A Renko chart (練行足, also written 練り足 Hepburn) is a type of financial chart of Japanese origin used in technical analysis that measures and plots price changes. A renko chart consists of bricks (煉瓦, renga), which proponents say more clearly show market trends and increase the signal-to-noise ratio compared to typical candlestick charts.

==Construction==
Renko charting is similar to point-and-figure in that time does not play a role in Renko charts. Renko blocks (or bricks) are plotted using the following rules:

- A brick size is determined, e.g. 10 points.
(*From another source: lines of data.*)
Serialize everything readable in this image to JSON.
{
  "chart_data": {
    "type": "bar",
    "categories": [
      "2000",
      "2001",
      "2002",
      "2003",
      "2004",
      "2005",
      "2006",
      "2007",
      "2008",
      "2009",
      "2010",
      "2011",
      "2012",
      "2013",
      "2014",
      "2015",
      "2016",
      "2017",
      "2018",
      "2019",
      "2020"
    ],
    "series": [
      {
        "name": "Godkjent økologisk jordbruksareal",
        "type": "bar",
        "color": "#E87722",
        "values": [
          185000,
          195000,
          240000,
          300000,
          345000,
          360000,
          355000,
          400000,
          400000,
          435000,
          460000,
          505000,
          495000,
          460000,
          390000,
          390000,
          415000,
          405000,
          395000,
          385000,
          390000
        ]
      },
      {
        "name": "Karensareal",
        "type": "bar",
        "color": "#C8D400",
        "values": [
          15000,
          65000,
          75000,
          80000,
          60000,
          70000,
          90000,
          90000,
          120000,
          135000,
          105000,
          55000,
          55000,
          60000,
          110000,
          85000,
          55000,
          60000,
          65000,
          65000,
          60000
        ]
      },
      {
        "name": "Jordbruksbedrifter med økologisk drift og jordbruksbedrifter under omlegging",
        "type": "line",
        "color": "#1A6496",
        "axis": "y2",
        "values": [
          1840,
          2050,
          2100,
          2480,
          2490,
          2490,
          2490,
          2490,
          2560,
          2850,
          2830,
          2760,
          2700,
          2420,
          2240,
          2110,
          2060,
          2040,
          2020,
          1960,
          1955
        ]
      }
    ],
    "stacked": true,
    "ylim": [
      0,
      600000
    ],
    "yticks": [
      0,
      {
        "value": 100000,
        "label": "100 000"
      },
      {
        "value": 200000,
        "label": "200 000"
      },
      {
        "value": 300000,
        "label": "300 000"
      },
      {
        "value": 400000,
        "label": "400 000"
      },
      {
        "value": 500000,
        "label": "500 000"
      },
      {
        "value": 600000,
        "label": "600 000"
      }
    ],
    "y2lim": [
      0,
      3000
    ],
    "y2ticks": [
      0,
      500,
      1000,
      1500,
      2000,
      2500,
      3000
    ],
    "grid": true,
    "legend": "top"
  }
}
All bricks are drawn to be of that size.
- Once the price surpasses the lower or upper border of the current brick by the brick size, a new brick is drawn either above or below the previous one, but never on the same line.
- The new brick is always drawn further to the right on the horizontal axis.
- If the price surpasses the previous brick by more than one chosen size, the respective number of bricks is plotted on the chart.
- Partial bricks are not plotted until complete brick size distance is covered by the price.
- Renko charts typically only use closing prices based on the chart time frame chosen. For example, if using a weekly time frame, then weekly closing prices will be used to construct the bricks.

Similarly to Kagi charts, Renko charts help chartists to cancel out the noise present on time-based charts, focus on important price levels, detect support and resistance, and identify market trends.